Photographer Makoto Fukamachi followed the legendary climber Jouji Habu to Mount Everest to document one of the most difficult and dangerous ascents to ever be attempted: a solo climb of the southwest face in the winter without oxygen. The agreement between them was that neither one of the men would interfere with the other’s climb no matter what happened. But when Fukamachi’s life is in danger Habu rescues him anyway, putting his own life and the success of his ascent at risk. Fukamachi ultimately survives, returning to Japan to find a media frenzy; not only was Habu an infamous climber, his assault on Everest was an illegal one. And then there’s the matter of the camera that Habu had in his possession. Believed to have belonged to George Mallory, it draws considerable attention once its existence comes to light.
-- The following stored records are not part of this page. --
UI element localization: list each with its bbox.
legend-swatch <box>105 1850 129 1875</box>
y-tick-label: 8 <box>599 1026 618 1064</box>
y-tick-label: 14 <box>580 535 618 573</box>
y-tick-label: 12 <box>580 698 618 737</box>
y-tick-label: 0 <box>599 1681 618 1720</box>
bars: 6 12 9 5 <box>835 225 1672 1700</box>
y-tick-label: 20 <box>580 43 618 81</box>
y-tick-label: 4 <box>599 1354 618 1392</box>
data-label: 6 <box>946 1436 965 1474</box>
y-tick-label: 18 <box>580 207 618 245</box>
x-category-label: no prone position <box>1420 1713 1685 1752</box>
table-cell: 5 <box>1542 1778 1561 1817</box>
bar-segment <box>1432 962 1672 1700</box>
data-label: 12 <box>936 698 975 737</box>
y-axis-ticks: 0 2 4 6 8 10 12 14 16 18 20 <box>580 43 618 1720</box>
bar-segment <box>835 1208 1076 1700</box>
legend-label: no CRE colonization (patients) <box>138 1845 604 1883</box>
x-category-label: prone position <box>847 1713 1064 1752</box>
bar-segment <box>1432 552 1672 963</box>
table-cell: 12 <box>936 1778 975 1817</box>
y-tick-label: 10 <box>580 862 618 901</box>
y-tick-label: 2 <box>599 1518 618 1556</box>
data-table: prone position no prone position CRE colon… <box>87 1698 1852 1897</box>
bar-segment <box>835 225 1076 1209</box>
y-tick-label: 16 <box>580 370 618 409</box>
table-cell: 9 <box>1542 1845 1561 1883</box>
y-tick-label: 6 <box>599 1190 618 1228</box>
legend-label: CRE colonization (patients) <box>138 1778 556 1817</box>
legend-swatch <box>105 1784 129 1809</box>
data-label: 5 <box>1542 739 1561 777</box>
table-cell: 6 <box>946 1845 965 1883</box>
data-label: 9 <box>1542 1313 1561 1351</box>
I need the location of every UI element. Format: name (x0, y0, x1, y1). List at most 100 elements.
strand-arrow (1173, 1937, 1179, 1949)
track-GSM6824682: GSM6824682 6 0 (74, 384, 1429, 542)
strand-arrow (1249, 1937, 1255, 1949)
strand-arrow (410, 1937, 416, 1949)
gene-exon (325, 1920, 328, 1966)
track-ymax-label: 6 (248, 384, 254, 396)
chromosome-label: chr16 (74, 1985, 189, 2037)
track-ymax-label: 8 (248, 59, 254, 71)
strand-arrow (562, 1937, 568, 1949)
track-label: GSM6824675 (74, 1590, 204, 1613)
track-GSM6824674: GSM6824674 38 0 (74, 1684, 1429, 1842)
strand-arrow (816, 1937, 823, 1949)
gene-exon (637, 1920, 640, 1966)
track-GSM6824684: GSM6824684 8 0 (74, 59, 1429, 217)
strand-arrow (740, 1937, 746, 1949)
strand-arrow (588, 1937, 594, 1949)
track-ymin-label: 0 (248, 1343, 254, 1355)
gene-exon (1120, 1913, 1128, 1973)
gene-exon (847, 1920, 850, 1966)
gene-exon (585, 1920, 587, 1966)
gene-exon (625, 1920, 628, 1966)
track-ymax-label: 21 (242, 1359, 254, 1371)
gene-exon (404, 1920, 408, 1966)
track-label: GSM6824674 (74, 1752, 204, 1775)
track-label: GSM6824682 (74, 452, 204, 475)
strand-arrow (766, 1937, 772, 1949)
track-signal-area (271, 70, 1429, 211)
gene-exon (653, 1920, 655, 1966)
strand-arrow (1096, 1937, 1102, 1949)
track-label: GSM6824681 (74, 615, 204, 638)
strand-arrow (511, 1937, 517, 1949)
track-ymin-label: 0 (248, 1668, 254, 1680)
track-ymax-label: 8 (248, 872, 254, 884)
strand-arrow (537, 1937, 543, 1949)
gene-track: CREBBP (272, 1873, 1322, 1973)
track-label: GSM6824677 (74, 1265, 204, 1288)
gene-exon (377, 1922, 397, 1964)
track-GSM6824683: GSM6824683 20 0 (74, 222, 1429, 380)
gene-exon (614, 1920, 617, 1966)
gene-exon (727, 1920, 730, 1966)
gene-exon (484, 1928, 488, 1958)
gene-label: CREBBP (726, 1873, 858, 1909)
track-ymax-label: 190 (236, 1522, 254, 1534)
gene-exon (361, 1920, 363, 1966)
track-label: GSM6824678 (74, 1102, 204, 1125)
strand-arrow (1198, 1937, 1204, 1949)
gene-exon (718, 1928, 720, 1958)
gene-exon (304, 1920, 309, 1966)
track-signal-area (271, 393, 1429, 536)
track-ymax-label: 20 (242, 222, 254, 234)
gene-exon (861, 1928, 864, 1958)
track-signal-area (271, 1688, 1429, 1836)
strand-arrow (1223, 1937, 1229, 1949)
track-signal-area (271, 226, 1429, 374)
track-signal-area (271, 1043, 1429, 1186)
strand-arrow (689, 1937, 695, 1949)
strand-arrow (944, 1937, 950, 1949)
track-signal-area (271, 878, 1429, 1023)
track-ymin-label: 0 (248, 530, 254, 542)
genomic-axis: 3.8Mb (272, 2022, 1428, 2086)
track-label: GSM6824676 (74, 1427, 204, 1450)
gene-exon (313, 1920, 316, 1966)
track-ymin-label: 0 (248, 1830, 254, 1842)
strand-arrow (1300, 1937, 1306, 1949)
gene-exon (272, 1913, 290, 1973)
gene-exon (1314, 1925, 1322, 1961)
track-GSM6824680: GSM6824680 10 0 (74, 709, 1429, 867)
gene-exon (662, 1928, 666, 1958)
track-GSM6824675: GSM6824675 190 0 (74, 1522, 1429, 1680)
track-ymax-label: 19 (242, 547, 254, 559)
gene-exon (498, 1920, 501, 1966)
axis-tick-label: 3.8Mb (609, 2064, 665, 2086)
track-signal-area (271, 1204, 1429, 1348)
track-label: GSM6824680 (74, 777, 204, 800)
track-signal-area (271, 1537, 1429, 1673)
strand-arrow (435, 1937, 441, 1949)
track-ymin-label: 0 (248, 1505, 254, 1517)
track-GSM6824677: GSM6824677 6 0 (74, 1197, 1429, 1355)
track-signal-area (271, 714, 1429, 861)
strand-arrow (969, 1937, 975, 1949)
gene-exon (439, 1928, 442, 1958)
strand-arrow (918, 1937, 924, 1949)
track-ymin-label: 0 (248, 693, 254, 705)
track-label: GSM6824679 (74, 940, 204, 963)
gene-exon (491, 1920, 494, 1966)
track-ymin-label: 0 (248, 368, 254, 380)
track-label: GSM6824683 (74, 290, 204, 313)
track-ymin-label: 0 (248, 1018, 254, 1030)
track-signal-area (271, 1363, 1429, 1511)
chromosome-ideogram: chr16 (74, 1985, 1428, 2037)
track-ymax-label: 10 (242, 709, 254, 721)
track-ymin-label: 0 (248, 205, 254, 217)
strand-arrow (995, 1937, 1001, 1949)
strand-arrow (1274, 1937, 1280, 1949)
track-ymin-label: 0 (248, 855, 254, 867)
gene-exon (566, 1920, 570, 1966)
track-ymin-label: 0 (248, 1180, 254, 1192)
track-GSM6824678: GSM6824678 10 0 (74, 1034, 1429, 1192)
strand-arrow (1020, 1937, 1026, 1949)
Fukamachi’s connection to Habu and to the camera makes him a person of interest as well. Even without the additional scrutiny from the public he would find readjusting to a normal life after his fateful Everest climb to be challenging if not impossible.
Three stories have become irrevocably intertwined in The Summit of the Gods: the story of George Mallory and Andrew Irvine’s’ final climb and disappearance on Mount Everest, the story of Jouji Habu’s efforts to become the greatest known climber more for himself than for any sort of fame, and the story of Makoto Fukamachi as he strives to untangle his own feelings about climbing and about life by trying to unravel the mysteries surrounding those of the others. The Summit of the Gods can be read in two different ways. It can be approached simply as a compelling tale of adventure and survival or, either alternatively or simultaneously, as a stunning metaphor for any human struggle against seemingly overwhelming odds. Climbing requires great physical and mental fortitude, and life can be just as demanding. The characters in The Summit of the Gods not only pit themselves against nature, they challenge themselves to overcome their own personal weaknesses and limitations.
Facing oneself—being able to objectively recognize the extent of one’s own abilities and admit the possibility of failure—isn’t necessarily an easy thing to do. It can also be a very lonely thing. This, too, is emphasized in The Summit of the Gods through Yumemakura’s writing and Taniguchi’s artwork. Even when working together, the climbers must ultimately rely on themselves and can only trust and depend on others so far. In the end they face the mountain and face their personal demons alone. The characters also show a constant struggle against their own insignificance, a hard-fought battle to find meaning in their lives. Taniguchi’s vistas are gorgeous and sweeping, showing just how small a person is in comparison to the rest of the world. But this also makes the climbers’ perseverance and achievements all the more remarkable. The Summit of the Gods is a phenomenal work with great writing and fantastic art, effectively telling a thrilling drama that also has great depth to it.